Mohamed Maleeh Jamal, mantan menteri Maladewa dan anggota dewan bank sentral, menyalahkan pemerintahan Muizzu karena menunda reformasi yang diperlukan. "Pemerintah harus mengikuti, tanpa penundaan dan penundaan lebih lanjut, saran dari IMF dan Bank Dunia, yaitu mengambil langkah-langkah segera untuk meminimalkan biaya keuangan berulang dan mengelola risiko utang eksternal dengan melaksanakan reformasi," kata Jamal kepada Newsweek .

Presiden Maladewa Mohamed Muizzu

Photo :
  • United Nations Institute of Peace

Ia menambahkan bahwa jika Tiongkok tidak bersedia berkomitmen pada rencana restrukturisasi utang, Maladewa harus mendapatkannya melalui bantuan negara lain.

Ia juga mengkritik kepemimpinan Muizzu, dengan mengatakan bahwa presiden telah "gagal mempertahankan kebijakan luar negeri yang cerdas" dan belum "menunjukkan kemampuan untuk menghentikan perekrutan aktivis yang tidak memenuhi syarat untuk jabatan pemerintah dan BUMN, yang banyak di antaranya tidak memiliki kualifikasi yang tepat dan, yang lebih penting, tidak memiliki mandat untuk melaksanakan" tanggung jawab utama.

Meskipun terdapat kekhawatiran yang meluas atas peran Tiongkok dalam pinjaman global, beberapa ahli membantah gagasan "diplomasi perangkap utang".

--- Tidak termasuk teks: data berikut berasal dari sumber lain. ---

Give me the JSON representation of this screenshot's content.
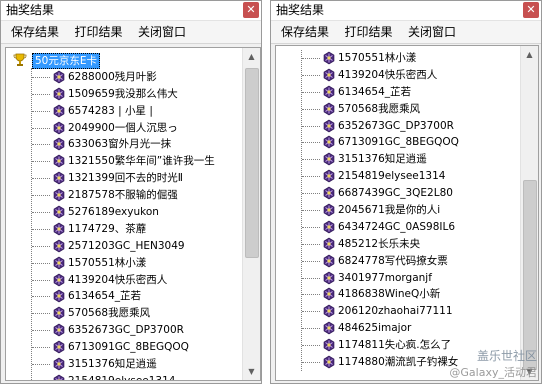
{
  "left_window": {
    "title": "抽奖结果",
    "close_label": "✕",
    "menu": [
      "保存结果",
      "打印结果",
      "关闭窗口"
    ],
    "root_label": "50元京东E卡",
    "items": [
      "6288000残月叶影",
      "1509659我没那么伟大",
      "6574283 | 小星 |",
      "2049900一個人沉思っ",
      "633063窗外月光一抹",
      "1321550繁华年间”谁许我一生",
      "1321399回不去的时光Ⅱ",
      "2187578不服输的倔强",
      "5276189exyukon",
      "1174729、茶蘼",
      "2571203GC_HEN3049",
      "1570551林小漾",
      "4139204快乐密西人",
      "6134654_芷若",
      "570568我愿乘风",
      "6352673GC_DP3700R",
      "6713091GC_8BEGQOQ",
      "3151376知足逍遥",
      "2154819elysee1314"
    ]
  },
  "right_window": {
    "title": "抽奖结果",
    "close_label": "✕",
    "menu": [
      "保存结果",
      "打印结果",
      "关闭窗口"
    ],
    "items": [
      "1570551林小漾",
      "4139204快乐密西人",
      "6134654_芷若",
      "570568我愿乘风",
      "6352673GC_DP3700R",
      "6713091GC_8BEGQOQ",
      "3151376知足逍遥",
      "2154819elysee1314",
      "6687439GC_3QE2L80",
      "2045671我是你的人i",
      "6434724GC_0AS98IL6",
      "485212长乐未央",
      "6824778写代码撩女票",
      "3401977morganjf",
      "4186838WineQ小新",
      "206120zhaohai77111",
      "484625imajor",
      "1174811失心疯.怎么了",
      "1174880潮流凯子钓裸女"
    ]
  },
  "watermark": {
    "line1": "盖乐世社区",
    "line2": "@Galaxy_活动君"
  }
}
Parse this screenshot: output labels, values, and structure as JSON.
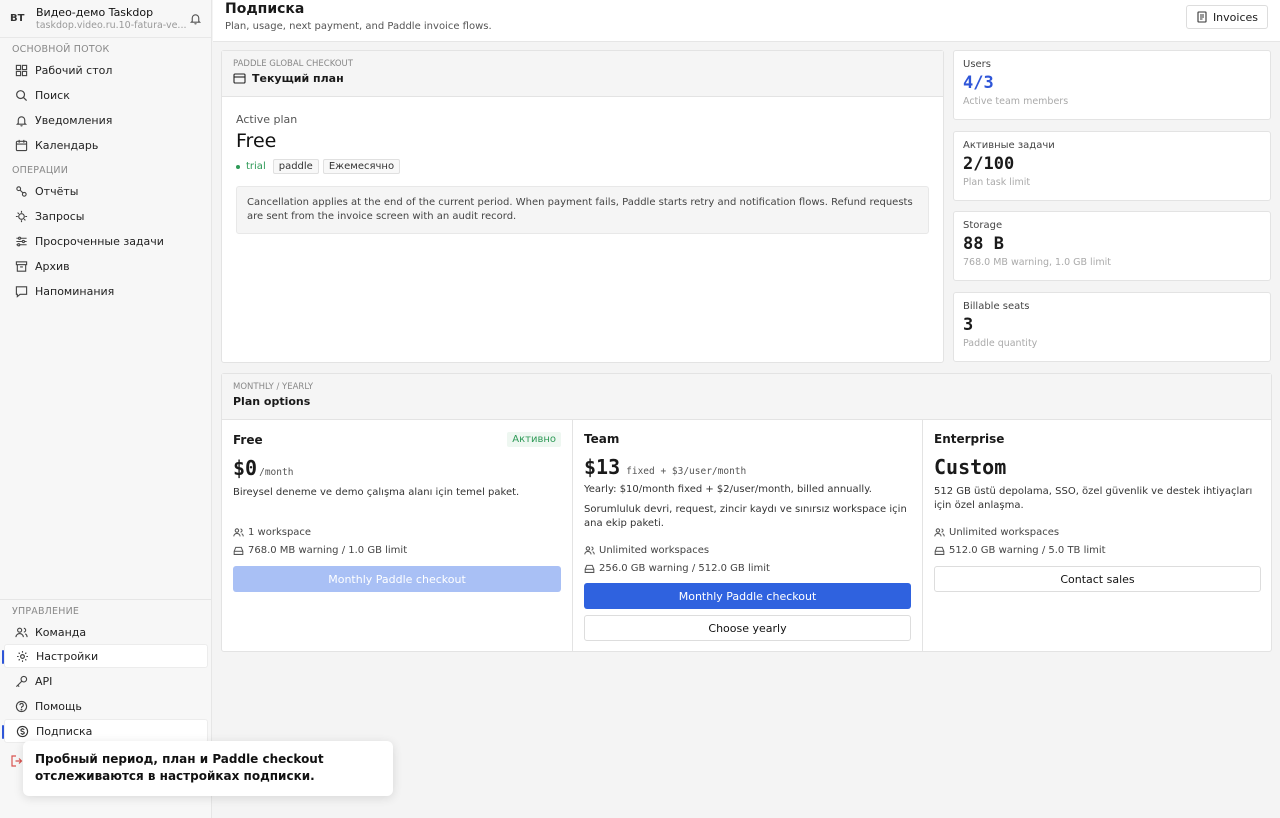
{
  "workspace": {
    "avatar": "BT",
    "name": "Видео-демо Taskdop",
    "url": "taskdop.video.ru.10-fatura-ve..."
  },
  "sidebar": {
    "section_main": "ОСНОВНОЙ ПОТОК",
    "main_items": [
      "Рабочий стол",
      "Поиск",
      "Уведомления",
      "Календарь"
    ],
    "section_ops": "ОПЕРАЦИИ",
    "ops_items": [
      "Отчёты",
      "Запросы",
      "Просроченные задачи",
      "Архив",
      "Напоминания"
    ],
    "section_mgmt": "УПРАВЛЕНИЕ",
    "mgmt_items": [
      "Команда",
      "Настройки",
      "API",
      "Помощь",
      "Подписка"
    ]
  },
  "toast": {
    "text": "Пробный период, план и Paddle checkout отслеживаются в настройках подписки."
  },
  "header": {
    "title": "Подписка",
    "subtitle": "Plan, usage, next payment, and Paddle invoice flows.",
    "invoices_label": "Invoices"
  },
  "current_plan": {
    "kicker": "PADDLE GLOBAL CHECKOUT",
    "title": "Текущий план",
    "active_label": "Active plan",
    "plan_name": "Free",
    "status": "trial",
    "provider_tag": "paddle",
    "period_tag": "Ежемесячно",
    "info": "Cancellation applies at the end of the current period. When payment fails, Paddle starts retry and notification flows. Refund requests are sent from the invoice screen with an audit record."
  },
  "stats": [
    {
      "label": "Users",
      "value": "4/3",
      "note": "Active team members"
    },
    {
      "label": "Активные задачи",
      "value": "2/100",
      "note": "Plan task limit"
    },
    {
      "label": "Storage",
      "value": "88 B",
      "note": "768.0 MB warning, 1.0 GB limit"
    },
    {
      "label": "Billable seats",
      "value": "3",
      "note": "Paddle quantity"
    }
  ],
  "plan_options": {
    "kicker": "MONTHLY / YEARLY",
    "title": "Plan options",
    "plans": [
      {
        "name": "Free",
        "badge": "Активно",
        "price": "$0",
        "price_suffix": "/month",
        "desc": "Bireysel deneme ve demo çalışma alanı için temel paket.",
        "features": [
          "1 workspace",
          "768.0 MB warning / 1.0 GB limit"
        ],
        "primary_button": "Monthly Paddle checkout"
      },
      {
        "name": "Team",
        "price": "$13",
        "price_suffix": "fixed + $3/user/month",
        "yearly_note": "Yearly: $10/month fixed + $2/user/month, billed annually.",
        "desc": "Sorumluluk devri, request, zincir kaydı ve sınırsız workspace için ana ekip paketi.",
        "features": [
          "Unlimited workspaces",
          "256.0 GB warning / 512.0 GB limit"
        ],
        "primary_button": "Monthly Paddle checkout",
        "secondary_button": "Choose yearly"
      },
      {
        "name": "Enterprise",
        "price": "Custom",
        "desc": "512 GB üstü depolama, SSO, özel güvenlik ve destek ihtiyaçları için özel anlaşma.",
        "features": [
          "Unlimited workspaces",
          "512.0 GB warning / 5.0 TB limit"
        ],
        "primary_button": "Contact sales"
      }
    ]
  },
  "colors": {
    "accent": "#2f62df",
    "status_green": "#2e9a57",
    "value_blue": "#2f56d8"
  }
}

Dalam sebuah artikel tahun 2021 untuk The Atlantic, Deborah Brautigam, seorang profesor di Universitas Johns Hopkins, dan Meg Rithmire dari Harvard Business School berpendapat bahwa teori tersebut terlalu menyederhanakan sifat rumit keuangan internasional. Mereka mengatakan penelitian mereka tidak menemukan bukti bahwa Tiongkok menyita aset dari negara debitur mana pun dan menambahkan bahwa Beijing sering setuju untuk merestrukturisasi pinjaman.

Para akademisi mengatakan China telah menawarkan perpanjangan pembayaran, seperti yang ditawarkan kepada Sri Lanka, dan masa tenggang. China tengah mengembangkan pendekatannya untuk mengelola risiko keuangan yang terlibat dalam proyek infrastruktur internasional.